World Cup 2018: Four signs you remember England’s 1990 semi-final
1. Nessun Dorma gives you goosebumps
If there is a more evocative, spine-tingling opening credit sequence than the BBC’s Italia 90 montage of iconic World Cup moments soundtracked by Nessun Dorma then it should come with a health warning.
Juxtaposing the stirring tones of Luciano Pavarotti belting out Puccini’s composition with slo-mo footage of football’s natural theatre elevated a game that had often been looked down upon to the status of high art.
Read more: Trevor Steven: Inside England’s last World Cup semi-final
A classy touch from the Beeb, it lent England’s bittersweet tournament poignancy and gravitas. That’s just a bit of dust in my eye.
2. Des Lynam is your benchmark for presenters
No one delivered a pithy, zeitgeist-riding intro with an imaginary Martini in hand like Dishy Des.
“It’s estimated that more than half the entire population of the country will be watching tonight’s semi-final against West Germany,” Lynam said in his preamble to that fateful match. “What the other half are doing, we’ll leave up to them.”
https://www.youtube.com/watch?v=Wy4J_Ym7RVc
It wasn’t even that funny, but the easy charm and knowing smirk drew you in and made you feel like a co-conspirator.
Lynam was the master and England’s 1990 World Cup melodrama was him at his peak.

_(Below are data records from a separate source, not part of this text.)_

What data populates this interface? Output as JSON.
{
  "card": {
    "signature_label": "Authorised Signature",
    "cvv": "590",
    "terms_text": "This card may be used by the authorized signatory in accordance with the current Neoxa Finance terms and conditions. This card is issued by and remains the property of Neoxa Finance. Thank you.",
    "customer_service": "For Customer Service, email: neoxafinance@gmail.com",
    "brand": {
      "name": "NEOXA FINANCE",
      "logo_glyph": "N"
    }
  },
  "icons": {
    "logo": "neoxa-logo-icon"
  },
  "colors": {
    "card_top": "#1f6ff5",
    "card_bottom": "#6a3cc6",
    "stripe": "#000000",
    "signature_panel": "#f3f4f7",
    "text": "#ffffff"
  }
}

3. World In Motion is the one true football song
Three Lions may be easier singalong fodder and its refrain of “it’s coming home” has achieved an almost inescapable ubiquity as England have advanced in Russia, but you couldn’t call it cool.
World In Motion drips with cool despite being that least cool of things: a football song.
Bernard Sumner’s ambiguous lyrics, the unmistakable ‘90s piano riff, a budget-yet-somehow-sylish video, Paul Gascoigne yelling “express yourself” and, of course, John Barnes rapping, it was a heady brew.
Whether it absolves Keith Allen of his later involvement in Fat Les is another matter.
4. You see Gary Lineker as footballer first, presenter second
Before he became the face of football broadcasting for the BBC and BT Sport, Lineker was the darling of the English game and Italia 90 saw him in his prime.
Having scored twice in the quarter-final win over Cameroon and won the Golden Boot at the 1986 World Cup, if anyone was going to get Bobby Robson’s team past West Germany then it was probably the penalty-box predator from Leicester.
Lineker in his prime at the 1990 World Cup (Source: Getty)
After Andreas Brehme’s flukey free-kick left England chasing the game, Lineker conjured a brilliant equaliser.
He then cemented his saint status by acting as on-field counsellor to a Gazza distraught by a booking that threatened to rule him out of the final.